Key metabolites secreted by Chlorella vulgaris alleviate salt stress in soybean seedlings

Soil salinization is a major abiotic stress factor that reduces soybean production. Studies have shown that application of Chlorella promotes plant growth; however, its potential to mitigate salt stress, and the active components involved and the underlying mechanisms, remains unclear. In this study, the application of Chlorella vulgaris significantly mitigated salt stress in soybean seedlings. To identify the active components, we fractionated C. vulgaris and found that the extracellular secretions were primarily responsible for the mitigation. Furthermore, we isolated and characterized exosomes from these secretions. Phenotypic and physiological assessments confirmed that C. vulgaris exosomes alleviated salt stress in soybean seedlings to an extent similar to the intact organism. We identified the key metabolites (linolenic acid and inosine) as the active components within these exosomes. Notably, when applied in combination, they showed a strong synergistic effect, collectively promoting seedling growth, restoring ion homeostasis, and improving redox homeostasis under salt stress. To investigate the molecular mechanisms of salt stress alleviation, the transcriptomes of soybean seedlings subjected to different treatments were analyzed. Salt stress induced widespread changes in gene expression; however, application of linoleic acid (LA), inosine, and especially their combination, led to substantial transcriptomic reprogramming.
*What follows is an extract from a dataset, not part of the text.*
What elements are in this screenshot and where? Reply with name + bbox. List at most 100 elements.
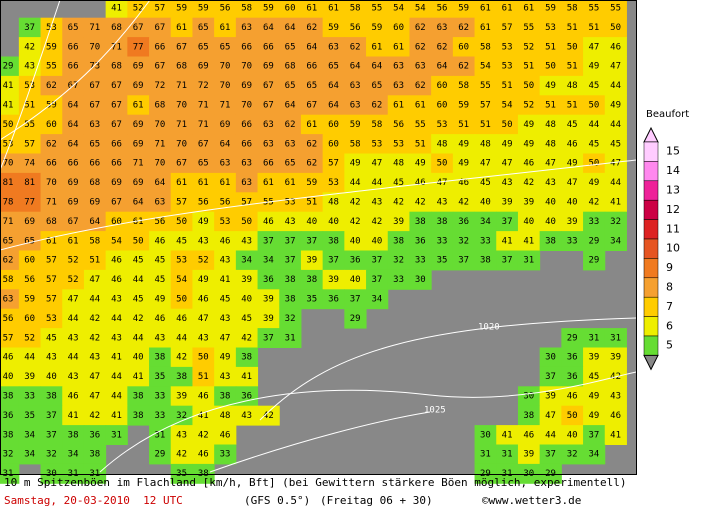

Enrichment analysis indicated that these modifications were coordinated across energy metabolism, redox homeostasis, carbohydrate metabolism, and ion transport. Importantly, the LA + inosine combination induced a synergistic rather than simply additive transcriptional response, which explains its superior effect on salt tolerance at the molecular level. In this study, we successfully isolated and identified, for the first time, exosomes as the functional components through which C. vulgaris alleviates salt stress in soybean seedlings. Further analysis identified LA and inosine within the exosomes as the key active metabolites. These findings provide a novel theoretical basis for improving crop salt tolerance and are important for developing novel algal nanovesicle-based biostimulants.